Some people are simply not good at speaking to strangers and forming new friendships. One of the practical benefits of the three strand model of evangelism is that it gives a role to all of God’s people. By making evangelism a community project, it also takes seriously the sovereign work of the Holy Spirit in distributing a variety of gifts among his people. Everyone has a part to play: the new Christian, the introvert, the extravert, the eloquent, the stuttering, the intelligent, the awkward. I may be the one who has begun to build a relationship with my neighbour, but by introducing him to community, it is someone else who shares the gospel with him. That is not only legitimate; it is positively thrilling!

If this is the model, evangelism does not become an extra thing that an individual needs to do, but it is a gospel intention in the way a community lives out its life. As it goes about what it usually does, inviting people into the community should become second nature.

The Gospels as eyewitness testimony – Richard Bauckham

Richard Bauckham, a professor in theology in Cambridge has written a little booklet on the reliability of the eyewitness accounts of Jesus contained in the gospels, The Gospels as Eyewitness Testimony published in the Grove series. It is based on his longer book Jesus and the Eyewitnesses. He is primarily writing against form criticism, the predominant method used by some scholars to deconstruct the gospels and test for authenticity. They often hold up a dichotomy between the “Jesus of history” and the “Christ of Faith” – one can be known from the gospels, but the other cannot. Bauckham reconciles the two by looking for the “Jesus of Testimony” – the Jesus who is described in the gospel by those that were there.

Form criticism relies on the fact that the stories contained in the gospels were handed down through oral tradition – a community telling the stories of Jesus to each other for a few decades until it was eventually handed on to those who wrote them down in the gospels, having forgotten who originally told them. With such an method, adherents of form criticism would say that surely many details got changed or forgotten!

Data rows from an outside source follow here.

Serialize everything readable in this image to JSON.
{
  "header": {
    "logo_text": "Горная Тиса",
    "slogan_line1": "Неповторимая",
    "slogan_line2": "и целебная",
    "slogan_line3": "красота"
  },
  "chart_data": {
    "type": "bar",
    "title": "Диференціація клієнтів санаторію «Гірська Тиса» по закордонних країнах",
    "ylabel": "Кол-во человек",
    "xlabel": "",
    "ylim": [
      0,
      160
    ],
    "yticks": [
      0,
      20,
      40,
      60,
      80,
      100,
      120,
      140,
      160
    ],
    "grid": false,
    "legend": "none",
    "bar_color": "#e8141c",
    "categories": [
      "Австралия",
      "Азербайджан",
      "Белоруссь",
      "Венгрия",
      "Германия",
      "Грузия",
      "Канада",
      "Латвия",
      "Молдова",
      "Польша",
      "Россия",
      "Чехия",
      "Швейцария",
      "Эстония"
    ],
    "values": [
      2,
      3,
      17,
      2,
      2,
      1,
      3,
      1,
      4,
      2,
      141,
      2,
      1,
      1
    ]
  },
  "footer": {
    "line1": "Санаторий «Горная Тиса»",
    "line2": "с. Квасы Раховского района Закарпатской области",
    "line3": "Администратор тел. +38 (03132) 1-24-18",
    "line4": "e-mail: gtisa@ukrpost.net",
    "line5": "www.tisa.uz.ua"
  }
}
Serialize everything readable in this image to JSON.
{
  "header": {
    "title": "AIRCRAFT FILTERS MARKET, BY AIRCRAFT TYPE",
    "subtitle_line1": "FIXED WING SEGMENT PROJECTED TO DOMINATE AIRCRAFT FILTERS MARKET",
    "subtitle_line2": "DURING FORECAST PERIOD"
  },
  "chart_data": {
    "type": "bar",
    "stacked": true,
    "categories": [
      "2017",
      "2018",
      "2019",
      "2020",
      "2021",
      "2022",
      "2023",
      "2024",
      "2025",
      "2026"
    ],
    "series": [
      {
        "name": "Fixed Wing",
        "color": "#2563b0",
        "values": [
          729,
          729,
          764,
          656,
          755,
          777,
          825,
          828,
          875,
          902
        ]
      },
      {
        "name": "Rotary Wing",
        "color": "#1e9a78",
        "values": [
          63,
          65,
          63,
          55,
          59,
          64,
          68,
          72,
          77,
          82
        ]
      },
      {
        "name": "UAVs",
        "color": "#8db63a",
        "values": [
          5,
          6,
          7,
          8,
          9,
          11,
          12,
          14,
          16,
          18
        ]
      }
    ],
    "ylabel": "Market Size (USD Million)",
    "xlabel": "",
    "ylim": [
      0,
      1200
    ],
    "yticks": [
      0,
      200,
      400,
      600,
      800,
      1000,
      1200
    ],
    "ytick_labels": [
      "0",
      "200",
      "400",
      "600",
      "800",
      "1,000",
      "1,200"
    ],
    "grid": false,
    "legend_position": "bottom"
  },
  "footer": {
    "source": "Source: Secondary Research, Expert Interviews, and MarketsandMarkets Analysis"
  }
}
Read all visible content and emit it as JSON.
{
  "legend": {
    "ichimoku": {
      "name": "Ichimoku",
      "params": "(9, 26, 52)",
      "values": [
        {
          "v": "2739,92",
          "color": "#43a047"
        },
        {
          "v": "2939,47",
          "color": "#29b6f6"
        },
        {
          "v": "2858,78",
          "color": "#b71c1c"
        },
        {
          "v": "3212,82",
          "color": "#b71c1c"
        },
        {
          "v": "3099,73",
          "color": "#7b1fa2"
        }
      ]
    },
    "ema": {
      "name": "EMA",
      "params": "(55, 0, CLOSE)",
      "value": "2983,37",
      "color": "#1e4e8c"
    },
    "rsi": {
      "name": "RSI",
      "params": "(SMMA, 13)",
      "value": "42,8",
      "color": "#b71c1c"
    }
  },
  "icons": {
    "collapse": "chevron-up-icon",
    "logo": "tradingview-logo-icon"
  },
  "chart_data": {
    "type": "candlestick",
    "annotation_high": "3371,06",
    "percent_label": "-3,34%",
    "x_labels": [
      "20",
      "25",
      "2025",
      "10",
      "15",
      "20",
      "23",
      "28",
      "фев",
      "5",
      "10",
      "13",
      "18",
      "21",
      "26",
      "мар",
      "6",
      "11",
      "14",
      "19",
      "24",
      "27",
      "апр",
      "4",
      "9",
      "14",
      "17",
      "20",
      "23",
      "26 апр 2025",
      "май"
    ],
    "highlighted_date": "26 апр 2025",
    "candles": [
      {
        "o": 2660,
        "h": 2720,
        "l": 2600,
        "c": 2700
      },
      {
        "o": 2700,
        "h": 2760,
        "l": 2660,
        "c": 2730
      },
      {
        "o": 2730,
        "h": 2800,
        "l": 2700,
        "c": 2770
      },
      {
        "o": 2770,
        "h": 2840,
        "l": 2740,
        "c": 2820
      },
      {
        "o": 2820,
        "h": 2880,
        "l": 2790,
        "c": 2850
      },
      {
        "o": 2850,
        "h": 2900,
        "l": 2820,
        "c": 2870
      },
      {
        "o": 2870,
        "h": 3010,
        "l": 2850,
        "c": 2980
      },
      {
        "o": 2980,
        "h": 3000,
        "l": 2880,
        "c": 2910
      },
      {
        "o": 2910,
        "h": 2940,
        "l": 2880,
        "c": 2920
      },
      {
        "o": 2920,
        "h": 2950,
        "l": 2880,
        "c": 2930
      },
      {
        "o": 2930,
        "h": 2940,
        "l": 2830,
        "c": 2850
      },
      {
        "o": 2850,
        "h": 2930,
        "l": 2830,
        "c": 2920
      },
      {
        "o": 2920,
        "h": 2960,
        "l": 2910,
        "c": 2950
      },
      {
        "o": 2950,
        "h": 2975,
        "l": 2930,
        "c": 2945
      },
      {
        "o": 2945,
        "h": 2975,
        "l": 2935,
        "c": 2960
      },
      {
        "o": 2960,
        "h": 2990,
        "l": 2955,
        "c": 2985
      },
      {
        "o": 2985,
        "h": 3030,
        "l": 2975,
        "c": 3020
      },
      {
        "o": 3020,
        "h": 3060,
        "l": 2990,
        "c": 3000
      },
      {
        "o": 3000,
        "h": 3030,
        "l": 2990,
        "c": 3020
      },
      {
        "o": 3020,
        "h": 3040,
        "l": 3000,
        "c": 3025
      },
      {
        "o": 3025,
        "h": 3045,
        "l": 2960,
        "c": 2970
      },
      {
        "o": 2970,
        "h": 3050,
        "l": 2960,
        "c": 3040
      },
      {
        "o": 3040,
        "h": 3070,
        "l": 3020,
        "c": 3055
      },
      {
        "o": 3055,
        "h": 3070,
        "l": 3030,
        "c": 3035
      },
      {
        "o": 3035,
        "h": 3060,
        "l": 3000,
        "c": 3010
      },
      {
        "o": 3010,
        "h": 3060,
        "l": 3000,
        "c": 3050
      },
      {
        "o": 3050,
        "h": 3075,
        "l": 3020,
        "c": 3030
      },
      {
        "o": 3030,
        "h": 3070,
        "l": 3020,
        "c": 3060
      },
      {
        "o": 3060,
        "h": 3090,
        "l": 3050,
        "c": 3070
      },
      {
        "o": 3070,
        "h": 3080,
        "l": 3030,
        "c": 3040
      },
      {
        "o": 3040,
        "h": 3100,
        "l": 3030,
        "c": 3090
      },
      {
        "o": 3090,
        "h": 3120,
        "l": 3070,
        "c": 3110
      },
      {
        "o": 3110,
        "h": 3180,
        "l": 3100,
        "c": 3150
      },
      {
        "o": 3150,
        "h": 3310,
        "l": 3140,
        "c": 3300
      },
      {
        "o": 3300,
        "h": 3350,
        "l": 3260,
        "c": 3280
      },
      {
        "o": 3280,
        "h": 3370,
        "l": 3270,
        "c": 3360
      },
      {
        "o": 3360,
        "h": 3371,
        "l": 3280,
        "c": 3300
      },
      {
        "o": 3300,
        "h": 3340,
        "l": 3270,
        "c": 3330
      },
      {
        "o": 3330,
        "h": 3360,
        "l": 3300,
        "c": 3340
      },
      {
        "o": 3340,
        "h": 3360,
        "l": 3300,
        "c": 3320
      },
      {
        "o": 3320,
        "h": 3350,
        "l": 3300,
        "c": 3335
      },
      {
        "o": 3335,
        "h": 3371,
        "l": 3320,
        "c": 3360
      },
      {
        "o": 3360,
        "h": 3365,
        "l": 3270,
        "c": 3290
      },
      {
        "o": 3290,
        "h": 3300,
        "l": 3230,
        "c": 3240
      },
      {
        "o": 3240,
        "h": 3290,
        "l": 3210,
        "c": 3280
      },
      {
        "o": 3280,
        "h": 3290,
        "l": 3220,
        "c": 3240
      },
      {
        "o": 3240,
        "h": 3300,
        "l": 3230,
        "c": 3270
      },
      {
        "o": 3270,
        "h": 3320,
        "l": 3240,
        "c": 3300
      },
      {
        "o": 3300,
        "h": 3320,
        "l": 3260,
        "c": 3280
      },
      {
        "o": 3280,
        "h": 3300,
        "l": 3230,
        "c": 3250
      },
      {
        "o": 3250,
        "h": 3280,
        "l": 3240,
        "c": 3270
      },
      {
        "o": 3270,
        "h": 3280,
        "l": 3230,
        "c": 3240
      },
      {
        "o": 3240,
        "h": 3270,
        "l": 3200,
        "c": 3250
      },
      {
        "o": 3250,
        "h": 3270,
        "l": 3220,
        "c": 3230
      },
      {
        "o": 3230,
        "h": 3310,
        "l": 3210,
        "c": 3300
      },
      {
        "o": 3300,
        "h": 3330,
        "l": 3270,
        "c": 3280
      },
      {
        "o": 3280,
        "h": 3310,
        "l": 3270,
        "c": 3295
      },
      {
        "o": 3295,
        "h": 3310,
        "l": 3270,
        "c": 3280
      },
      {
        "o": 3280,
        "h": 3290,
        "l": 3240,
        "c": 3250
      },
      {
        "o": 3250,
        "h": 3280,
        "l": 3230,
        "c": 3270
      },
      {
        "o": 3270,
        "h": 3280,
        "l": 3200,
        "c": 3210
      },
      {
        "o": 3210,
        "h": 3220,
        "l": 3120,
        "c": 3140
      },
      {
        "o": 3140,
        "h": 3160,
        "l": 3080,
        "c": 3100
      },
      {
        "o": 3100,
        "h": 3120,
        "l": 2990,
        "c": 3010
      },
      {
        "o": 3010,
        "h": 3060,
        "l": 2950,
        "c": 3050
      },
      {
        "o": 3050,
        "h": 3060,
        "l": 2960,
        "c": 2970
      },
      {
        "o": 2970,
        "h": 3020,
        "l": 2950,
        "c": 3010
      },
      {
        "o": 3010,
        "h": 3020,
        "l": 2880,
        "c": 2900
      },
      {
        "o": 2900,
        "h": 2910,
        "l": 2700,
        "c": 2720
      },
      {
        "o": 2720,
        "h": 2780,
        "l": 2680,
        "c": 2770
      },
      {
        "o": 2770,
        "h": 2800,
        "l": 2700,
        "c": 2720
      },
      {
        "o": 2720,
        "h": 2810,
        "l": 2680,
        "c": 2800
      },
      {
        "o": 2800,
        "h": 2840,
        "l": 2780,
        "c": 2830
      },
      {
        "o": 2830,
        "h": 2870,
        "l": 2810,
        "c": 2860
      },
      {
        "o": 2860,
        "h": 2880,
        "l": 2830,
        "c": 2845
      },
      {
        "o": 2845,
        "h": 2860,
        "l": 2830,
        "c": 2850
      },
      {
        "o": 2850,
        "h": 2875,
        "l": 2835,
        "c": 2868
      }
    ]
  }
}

There are many communities that practice handing down stories through oral tradition over several generations, but the early Christian community, Bauckham asserts, was not one of them. The gospels were all written within a few decades (30-40 years) of Jesus’ death, within the lifetimes of people who were there with Jesus. The stories, therefore, never needed to be handed down through many people, but came directly from the eyewitnesses themselves. This adds an authenticity to the stories of Jesus as they came from people who were there at the time (and we often rely on eyewitness accounts to describe details of history now – for example, details of the horrors of the Holocaust are only known through the testimony of survivors).

Bauckham later hypothesises about the inclusion of names of particular minor characters in the gospels, when so many others were left nameless – that these names were pointing to well known Christians who were alive at the time of writing who were the eyewitness source of the event:

Why is it that in Mark’s gospel Jarius and Bartimaus were named, while all other recipients of Jesus’ healings are anonymous (Mark 6:3; 10:46)? Why does Luke, in his narrative of the two disciples who meet the risen Jesus on the way to Emmaus name one of the two (Cleopas) but not the other (Luke 24:18)… The only hypothesis I know that accounts for the evidence is that in most of these cases the names persons became members of the early Christian communities and themselves told the stories in which they appear in the gospels.

One could derive from Bauckham’s conclusion that the Jesus of history can be found through the pages of the four gospels found in the Bible. And once we stop picking him apart we can start to know him as the Christ of Faith.